Joaquin Miller, born Cincinnatus Hiner Miller in 1837, was a colorful, controversial, and important figure in early California literature. Malcolm Margolin is the publisher emeritus of Heyday, an independent nonprofit publisher and unique cultural institution, which he founded in 1974. Margolin is author of several books, including The Ohlone Way: Indian Life in the San Francisco–Monterey Bay Area, named by the San Francisco Chronicle as one of the hundred most important books of the twentieth century by a western writer. He has received dozens of prestigious awards among which are the Chairman's Commendation from the National Endowment for the Humanities, the Fred Cody Award Lifetime Achievement from the San Francisco Bay Area Book Reviewers Association, the Helen Crocker Russell Award for Community Leadership from the San Francisco Foundation, the Carey McWilliams Award for Lifetime Achievement from the California Studies Association, an Oscar Lewis Award for Western History from the Book Club of California, a Hubert Bancroft Award from Friends of the Bancroft Library, a Cultural Freedom Award from the Lannan Foundation, and a Distinguished Service Award from the Society of Professional Journalists.
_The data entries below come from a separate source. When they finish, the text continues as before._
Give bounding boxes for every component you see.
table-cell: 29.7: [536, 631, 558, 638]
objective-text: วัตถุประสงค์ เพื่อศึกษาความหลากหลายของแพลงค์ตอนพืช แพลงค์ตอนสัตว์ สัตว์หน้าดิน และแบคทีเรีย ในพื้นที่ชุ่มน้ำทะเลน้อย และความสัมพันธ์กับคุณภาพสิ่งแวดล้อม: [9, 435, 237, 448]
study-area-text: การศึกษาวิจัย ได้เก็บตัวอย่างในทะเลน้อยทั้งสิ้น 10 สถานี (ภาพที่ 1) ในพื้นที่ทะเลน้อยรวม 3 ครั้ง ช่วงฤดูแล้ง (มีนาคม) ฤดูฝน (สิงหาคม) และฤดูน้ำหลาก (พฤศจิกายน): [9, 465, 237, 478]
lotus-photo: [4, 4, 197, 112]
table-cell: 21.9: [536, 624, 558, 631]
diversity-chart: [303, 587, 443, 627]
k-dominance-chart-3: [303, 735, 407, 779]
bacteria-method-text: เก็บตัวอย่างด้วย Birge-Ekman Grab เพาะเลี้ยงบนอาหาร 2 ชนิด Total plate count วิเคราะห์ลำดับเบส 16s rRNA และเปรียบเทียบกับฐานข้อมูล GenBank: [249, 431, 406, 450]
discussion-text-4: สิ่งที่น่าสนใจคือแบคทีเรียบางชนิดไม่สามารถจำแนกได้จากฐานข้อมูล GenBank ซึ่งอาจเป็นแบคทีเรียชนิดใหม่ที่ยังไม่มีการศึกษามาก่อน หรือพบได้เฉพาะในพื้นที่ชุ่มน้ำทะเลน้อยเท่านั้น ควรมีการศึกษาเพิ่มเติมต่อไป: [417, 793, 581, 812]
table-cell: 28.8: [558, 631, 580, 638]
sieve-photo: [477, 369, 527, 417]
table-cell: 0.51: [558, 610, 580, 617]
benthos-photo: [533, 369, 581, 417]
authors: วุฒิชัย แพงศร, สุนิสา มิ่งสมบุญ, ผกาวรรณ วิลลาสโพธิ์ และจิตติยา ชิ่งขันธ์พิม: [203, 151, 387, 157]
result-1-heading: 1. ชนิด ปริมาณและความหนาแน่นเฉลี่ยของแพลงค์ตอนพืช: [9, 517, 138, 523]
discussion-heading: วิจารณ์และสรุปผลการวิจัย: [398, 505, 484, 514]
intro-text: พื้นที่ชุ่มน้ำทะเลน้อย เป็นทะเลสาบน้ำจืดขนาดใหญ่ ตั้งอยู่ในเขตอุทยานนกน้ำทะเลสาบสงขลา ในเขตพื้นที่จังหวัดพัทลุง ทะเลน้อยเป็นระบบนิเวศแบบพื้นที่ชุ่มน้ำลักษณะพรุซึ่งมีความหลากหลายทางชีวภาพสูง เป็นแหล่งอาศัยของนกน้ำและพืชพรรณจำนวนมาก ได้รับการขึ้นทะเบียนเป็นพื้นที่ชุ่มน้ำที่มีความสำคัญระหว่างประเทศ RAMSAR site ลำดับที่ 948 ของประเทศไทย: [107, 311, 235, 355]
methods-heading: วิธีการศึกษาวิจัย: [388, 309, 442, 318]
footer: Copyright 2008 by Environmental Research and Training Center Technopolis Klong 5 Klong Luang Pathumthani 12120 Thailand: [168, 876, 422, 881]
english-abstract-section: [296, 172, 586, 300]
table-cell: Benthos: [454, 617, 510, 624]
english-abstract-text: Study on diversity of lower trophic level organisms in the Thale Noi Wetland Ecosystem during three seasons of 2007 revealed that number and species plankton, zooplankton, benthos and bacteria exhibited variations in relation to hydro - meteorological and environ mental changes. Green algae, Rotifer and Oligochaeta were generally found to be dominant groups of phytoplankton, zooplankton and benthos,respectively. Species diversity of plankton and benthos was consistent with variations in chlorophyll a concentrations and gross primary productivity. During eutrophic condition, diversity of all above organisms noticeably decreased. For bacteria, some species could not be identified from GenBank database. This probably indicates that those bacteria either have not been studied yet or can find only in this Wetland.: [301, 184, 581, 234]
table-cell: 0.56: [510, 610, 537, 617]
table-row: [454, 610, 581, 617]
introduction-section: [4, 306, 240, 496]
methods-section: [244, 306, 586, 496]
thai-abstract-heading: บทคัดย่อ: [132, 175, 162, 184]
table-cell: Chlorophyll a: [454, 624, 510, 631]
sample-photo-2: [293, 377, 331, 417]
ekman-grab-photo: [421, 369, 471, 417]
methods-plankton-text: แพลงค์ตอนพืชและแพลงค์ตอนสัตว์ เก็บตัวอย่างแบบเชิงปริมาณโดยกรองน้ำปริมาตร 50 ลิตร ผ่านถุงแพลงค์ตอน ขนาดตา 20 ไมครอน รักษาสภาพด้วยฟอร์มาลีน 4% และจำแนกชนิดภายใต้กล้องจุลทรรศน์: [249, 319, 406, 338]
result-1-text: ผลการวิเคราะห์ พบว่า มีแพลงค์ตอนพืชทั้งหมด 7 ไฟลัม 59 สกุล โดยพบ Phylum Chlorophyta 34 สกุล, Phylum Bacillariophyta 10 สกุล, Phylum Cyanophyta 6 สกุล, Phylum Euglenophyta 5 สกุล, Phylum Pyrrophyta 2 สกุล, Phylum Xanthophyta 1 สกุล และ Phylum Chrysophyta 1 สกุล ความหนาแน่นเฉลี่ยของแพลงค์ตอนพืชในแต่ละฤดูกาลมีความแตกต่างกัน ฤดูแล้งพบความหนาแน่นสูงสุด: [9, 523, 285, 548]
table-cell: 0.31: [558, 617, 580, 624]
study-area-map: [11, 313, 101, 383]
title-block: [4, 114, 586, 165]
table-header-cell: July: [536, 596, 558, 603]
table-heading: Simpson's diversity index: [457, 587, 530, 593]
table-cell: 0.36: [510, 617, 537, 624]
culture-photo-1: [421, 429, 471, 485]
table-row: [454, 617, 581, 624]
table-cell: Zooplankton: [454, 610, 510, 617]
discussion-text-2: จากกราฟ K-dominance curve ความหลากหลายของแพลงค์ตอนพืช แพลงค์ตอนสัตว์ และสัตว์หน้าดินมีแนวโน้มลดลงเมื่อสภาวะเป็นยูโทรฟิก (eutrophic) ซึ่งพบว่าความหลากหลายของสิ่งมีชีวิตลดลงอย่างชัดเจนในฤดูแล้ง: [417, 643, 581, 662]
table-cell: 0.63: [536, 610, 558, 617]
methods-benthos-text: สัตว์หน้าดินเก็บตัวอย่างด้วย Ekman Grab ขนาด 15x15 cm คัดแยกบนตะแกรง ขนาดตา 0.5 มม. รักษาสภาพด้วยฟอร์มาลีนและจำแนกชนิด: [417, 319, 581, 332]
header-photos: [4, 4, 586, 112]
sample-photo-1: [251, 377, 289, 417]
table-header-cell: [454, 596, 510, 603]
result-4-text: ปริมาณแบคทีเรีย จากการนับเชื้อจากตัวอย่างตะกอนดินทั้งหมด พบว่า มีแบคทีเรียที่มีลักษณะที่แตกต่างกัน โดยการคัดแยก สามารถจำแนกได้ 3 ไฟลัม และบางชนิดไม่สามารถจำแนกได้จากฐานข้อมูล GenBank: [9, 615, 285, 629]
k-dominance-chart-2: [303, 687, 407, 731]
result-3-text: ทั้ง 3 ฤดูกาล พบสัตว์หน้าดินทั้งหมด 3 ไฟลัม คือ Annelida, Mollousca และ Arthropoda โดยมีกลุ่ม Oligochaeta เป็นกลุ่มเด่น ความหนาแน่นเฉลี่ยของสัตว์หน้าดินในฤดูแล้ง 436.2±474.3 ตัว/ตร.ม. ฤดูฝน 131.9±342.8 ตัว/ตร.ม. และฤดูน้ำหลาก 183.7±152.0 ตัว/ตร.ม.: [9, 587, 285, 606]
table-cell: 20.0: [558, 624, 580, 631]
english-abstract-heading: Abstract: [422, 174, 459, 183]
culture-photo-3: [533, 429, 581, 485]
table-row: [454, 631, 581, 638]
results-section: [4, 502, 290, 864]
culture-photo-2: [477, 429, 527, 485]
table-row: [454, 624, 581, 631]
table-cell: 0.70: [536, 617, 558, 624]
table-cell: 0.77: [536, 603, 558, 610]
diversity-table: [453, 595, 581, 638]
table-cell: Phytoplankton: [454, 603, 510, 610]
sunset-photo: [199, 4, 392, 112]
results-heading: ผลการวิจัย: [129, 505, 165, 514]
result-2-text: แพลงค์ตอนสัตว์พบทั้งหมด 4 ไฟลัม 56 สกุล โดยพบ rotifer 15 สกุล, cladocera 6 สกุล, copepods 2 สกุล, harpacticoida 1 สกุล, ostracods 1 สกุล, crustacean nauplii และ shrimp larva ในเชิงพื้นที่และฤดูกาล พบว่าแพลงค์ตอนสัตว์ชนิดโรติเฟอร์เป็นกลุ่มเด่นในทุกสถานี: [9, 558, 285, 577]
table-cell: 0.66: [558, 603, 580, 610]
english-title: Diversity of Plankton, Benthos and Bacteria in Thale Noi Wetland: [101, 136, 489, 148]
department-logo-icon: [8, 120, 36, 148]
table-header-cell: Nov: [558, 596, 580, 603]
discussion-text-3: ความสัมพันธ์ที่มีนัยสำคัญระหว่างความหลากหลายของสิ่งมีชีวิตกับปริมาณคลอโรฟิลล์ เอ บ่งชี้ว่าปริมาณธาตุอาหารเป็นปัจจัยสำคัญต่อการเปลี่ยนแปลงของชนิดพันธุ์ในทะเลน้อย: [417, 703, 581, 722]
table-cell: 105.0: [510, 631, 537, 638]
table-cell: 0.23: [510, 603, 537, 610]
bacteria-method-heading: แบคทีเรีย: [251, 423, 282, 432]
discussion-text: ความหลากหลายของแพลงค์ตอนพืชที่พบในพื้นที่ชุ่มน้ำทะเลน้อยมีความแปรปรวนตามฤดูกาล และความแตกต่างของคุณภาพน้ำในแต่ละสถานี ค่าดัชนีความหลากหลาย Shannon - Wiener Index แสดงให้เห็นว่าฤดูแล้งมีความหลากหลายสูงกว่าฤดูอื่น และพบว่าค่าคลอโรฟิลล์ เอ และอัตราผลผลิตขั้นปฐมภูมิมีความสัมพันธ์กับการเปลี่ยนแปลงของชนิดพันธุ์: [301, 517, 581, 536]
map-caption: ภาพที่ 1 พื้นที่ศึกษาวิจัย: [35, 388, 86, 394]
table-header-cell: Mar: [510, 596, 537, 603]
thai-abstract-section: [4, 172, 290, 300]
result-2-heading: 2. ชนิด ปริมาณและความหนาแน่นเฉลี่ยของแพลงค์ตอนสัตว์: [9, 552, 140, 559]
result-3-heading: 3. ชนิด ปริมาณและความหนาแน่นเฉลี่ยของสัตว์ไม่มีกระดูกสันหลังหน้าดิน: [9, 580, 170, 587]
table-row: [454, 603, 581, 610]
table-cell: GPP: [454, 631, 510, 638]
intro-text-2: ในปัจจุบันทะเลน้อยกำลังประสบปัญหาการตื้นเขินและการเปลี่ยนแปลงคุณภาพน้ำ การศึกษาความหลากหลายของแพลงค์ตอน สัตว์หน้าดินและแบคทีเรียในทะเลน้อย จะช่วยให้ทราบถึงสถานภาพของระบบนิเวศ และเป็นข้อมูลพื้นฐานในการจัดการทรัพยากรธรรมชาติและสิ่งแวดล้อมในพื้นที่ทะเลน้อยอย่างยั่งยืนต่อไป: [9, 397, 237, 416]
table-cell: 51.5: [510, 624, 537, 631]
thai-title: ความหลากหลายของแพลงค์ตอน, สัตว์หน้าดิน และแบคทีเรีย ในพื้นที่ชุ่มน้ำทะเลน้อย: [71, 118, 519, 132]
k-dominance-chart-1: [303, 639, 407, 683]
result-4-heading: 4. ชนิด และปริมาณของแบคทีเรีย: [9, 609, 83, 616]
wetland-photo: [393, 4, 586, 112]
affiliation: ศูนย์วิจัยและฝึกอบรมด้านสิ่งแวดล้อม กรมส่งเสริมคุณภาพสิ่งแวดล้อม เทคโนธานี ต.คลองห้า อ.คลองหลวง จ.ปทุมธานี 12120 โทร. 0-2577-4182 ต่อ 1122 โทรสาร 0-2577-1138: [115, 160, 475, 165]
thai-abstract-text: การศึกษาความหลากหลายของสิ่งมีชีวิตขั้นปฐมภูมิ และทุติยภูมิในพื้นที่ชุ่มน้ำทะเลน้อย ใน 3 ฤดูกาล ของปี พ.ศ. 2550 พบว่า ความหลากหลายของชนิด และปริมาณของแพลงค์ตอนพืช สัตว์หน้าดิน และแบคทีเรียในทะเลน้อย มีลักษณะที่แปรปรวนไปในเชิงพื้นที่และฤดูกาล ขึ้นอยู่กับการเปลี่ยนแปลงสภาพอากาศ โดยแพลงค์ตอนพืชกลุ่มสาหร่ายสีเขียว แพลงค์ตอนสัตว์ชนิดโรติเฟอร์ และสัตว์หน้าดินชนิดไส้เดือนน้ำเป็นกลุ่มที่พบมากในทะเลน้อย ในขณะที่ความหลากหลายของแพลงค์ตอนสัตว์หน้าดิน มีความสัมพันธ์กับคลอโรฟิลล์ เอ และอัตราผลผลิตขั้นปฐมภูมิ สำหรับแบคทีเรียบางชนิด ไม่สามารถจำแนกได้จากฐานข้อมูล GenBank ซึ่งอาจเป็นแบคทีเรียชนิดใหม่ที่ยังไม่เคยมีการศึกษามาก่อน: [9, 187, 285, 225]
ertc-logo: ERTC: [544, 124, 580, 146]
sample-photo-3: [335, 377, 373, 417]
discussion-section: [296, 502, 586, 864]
He helped found the Bay Nature Institute and the Alliance for California Traditional Artists. Alan Rosenus, a historian and writer, has reintroduced a number of California classics, including The Indian History of the Modoc War, Joaquin Miller's Life Amongst the Modocs, and Selected Writings of Joaquin Miller. A grantee of the National Endowment for the Arts, Rosenus has taught at Coe College, the College of Marin, and San Francisco State University.